Ukraine’s hryvnia may weaken 6 percent by the end of the year against the dollar as falling metal prices widen the country’s current-account deficit, Renaissance Capital said.

RenCap raised its forecast for the shortfall this year to $8.5 billion from $5 billion to allow for a “global decline in metals prices,” Anastasia Golovach, a Kiev-based analyst with the investment bank, wrote in an e-mailed note today. The hryvnia may fall to 8.5 per dollar from 7.9960 today, she said.

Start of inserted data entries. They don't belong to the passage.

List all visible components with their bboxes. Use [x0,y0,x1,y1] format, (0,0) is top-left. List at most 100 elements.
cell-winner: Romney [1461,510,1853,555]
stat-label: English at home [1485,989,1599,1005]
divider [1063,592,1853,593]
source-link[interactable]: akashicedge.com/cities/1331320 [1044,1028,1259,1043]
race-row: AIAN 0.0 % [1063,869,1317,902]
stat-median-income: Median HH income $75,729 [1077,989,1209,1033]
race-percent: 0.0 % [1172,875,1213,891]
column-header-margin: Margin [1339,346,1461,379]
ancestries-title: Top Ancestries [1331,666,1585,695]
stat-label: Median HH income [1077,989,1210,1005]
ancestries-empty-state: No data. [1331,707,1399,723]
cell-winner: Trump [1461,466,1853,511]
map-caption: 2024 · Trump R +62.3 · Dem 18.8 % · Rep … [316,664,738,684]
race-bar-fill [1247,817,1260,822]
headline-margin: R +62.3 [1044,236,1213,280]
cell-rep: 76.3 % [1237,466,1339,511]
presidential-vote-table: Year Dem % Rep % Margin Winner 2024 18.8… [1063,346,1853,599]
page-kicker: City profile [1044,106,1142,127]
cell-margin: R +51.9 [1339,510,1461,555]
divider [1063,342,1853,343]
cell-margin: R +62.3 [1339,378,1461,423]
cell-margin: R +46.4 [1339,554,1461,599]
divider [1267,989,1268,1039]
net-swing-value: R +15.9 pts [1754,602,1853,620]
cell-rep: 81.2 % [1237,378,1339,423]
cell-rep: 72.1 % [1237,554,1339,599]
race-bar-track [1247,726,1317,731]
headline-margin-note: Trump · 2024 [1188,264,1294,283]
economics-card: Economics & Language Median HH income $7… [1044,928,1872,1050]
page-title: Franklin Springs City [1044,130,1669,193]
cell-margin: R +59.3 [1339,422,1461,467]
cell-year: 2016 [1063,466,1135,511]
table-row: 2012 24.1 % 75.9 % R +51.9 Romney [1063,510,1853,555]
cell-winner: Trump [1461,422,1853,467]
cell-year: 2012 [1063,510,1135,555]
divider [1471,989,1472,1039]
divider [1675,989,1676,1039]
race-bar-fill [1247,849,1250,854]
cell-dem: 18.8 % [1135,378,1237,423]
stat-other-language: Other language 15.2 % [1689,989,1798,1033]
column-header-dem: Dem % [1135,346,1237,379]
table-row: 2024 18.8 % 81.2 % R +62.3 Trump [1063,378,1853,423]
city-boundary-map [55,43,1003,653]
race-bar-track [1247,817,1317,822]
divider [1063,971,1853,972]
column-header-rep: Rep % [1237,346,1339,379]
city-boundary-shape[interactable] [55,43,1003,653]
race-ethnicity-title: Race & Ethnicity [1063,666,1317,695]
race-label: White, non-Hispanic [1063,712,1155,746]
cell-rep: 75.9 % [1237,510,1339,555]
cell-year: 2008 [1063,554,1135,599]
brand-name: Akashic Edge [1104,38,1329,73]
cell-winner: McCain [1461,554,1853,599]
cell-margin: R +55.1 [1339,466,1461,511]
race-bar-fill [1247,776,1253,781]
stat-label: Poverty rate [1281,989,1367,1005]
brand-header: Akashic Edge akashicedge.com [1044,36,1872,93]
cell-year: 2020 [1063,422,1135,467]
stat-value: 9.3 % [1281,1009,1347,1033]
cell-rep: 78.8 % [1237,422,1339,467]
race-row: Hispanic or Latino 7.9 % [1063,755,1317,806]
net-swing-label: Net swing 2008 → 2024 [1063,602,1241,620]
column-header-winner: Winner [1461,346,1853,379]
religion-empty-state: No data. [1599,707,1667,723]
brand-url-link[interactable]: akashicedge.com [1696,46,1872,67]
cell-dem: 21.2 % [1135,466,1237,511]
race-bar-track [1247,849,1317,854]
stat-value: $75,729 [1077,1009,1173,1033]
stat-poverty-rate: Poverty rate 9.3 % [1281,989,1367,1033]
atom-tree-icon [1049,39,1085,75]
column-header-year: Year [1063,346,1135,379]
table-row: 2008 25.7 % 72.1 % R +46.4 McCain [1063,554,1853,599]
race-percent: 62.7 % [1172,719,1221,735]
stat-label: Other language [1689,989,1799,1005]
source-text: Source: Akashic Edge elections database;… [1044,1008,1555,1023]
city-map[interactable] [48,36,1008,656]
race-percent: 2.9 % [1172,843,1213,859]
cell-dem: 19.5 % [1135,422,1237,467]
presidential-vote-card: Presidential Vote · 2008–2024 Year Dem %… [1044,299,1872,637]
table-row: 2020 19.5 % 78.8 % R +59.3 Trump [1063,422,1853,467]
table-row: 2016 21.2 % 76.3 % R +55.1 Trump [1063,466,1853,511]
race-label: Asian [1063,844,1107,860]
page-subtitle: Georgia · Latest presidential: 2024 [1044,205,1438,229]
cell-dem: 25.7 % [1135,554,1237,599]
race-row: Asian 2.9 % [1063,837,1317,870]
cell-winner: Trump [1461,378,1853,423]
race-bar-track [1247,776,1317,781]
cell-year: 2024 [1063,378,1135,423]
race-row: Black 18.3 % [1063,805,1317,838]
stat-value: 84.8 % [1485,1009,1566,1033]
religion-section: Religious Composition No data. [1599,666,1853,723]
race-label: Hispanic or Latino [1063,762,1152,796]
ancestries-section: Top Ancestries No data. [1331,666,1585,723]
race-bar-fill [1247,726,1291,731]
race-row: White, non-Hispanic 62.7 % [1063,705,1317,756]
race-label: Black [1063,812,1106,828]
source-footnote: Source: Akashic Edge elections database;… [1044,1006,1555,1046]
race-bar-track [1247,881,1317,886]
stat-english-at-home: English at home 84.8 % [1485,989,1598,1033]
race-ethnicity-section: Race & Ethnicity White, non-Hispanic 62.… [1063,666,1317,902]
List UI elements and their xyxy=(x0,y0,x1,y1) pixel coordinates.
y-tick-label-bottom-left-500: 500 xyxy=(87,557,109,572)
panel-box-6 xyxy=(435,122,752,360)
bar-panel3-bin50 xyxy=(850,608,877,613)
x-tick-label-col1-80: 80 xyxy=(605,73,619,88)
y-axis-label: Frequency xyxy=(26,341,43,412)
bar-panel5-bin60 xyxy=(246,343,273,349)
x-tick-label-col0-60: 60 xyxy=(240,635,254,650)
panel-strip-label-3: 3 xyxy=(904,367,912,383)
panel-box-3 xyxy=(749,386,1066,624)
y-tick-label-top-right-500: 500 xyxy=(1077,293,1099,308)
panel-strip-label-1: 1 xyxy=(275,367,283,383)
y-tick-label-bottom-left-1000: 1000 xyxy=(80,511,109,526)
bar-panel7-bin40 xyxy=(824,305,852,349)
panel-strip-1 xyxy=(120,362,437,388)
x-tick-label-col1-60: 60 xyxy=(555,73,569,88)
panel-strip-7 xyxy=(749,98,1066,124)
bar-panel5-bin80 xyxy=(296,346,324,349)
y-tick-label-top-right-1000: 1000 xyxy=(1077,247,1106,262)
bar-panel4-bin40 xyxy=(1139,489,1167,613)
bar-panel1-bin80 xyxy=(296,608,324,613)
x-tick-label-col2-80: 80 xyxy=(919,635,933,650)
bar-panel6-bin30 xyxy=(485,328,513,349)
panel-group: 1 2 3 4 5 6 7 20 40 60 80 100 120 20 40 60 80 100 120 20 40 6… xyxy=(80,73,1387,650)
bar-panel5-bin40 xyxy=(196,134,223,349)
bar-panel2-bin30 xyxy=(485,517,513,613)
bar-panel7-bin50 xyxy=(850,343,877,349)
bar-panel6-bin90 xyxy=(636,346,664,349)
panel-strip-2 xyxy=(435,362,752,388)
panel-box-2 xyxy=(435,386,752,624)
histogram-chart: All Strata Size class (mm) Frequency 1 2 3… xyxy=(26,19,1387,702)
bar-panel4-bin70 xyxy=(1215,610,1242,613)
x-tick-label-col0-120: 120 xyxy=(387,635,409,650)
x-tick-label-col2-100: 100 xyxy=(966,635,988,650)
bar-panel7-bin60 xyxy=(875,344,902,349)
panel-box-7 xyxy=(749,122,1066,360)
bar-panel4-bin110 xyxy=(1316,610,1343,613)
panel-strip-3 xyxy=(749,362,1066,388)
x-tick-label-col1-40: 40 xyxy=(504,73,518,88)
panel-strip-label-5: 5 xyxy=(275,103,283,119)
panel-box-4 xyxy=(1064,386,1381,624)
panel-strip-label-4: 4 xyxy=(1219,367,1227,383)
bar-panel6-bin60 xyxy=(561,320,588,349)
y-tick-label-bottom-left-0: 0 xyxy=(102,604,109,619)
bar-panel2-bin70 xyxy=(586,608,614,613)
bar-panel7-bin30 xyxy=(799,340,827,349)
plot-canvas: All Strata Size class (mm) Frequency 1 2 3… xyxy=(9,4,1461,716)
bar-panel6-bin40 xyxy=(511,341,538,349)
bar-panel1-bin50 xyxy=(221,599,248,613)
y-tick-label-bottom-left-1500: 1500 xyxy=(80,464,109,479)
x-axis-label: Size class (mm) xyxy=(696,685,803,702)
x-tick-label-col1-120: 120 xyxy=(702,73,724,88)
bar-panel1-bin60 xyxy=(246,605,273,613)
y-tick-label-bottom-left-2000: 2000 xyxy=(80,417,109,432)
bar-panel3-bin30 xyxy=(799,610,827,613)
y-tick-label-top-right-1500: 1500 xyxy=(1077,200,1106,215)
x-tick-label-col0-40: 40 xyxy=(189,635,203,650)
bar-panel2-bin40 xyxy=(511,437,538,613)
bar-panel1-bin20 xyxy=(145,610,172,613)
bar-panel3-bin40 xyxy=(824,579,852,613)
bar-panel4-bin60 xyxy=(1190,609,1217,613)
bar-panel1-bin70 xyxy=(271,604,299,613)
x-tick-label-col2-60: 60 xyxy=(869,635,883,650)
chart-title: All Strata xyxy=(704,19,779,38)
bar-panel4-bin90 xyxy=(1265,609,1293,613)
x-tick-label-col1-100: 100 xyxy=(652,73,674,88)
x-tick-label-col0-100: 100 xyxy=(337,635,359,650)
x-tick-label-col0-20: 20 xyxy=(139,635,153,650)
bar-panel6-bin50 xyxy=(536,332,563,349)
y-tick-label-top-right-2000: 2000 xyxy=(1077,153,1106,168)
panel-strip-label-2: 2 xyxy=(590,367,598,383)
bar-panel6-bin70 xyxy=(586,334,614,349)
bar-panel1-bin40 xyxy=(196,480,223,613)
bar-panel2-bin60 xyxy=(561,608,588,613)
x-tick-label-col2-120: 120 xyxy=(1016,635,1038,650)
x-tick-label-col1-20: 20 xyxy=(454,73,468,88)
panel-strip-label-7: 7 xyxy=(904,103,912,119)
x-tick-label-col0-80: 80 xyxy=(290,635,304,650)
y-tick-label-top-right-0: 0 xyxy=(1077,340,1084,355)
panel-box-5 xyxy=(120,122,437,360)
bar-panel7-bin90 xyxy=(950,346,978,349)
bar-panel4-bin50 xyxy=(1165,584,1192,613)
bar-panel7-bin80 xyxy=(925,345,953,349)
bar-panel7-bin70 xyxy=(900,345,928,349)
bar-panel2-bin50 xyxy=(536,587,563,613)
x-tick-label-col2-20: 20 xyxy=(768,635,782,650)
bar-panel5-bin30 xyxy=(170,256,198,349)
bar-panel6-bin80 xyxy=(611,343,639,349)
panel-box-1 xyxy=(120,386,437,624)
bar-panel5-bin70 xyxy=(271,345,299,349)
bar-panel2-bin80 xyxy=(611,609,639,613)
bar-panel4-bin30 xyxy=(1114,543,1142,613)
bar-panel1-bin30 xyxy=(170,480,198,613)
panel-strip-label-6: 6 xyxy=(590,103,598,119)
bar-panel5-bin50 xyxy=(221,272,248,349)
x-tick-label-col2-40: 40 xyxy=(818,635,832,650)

A drop in demand for metals, Ukraine’s biggest export, pushed the economy into a 15 percent contraction in 2009 after the collapse of Lehman Brothers Holdings Inc. curbed demand for commodities. The central bank’s reserves fell to $34.95 billion in September from $38.2 billion a month earlier and may slide a further $7 billion by year-end as it sells foreign currency to stem the Hryvnia’s retreat, Golovach said.

“Any sharp devaluation could trigger an aggressive increase in demand for foreign currency, resulting in deposit withdrawls from banks,” she said.

The cabinet will avoid a “serious devaluation” by raising natural-gas tariffs for households to unlock a $15.6 billion loan from the International Monetary Fund, according to Golovach. The central bank will support the currency at 8.5 per dollar “at least until the parliamentary elections” in October next year, she said.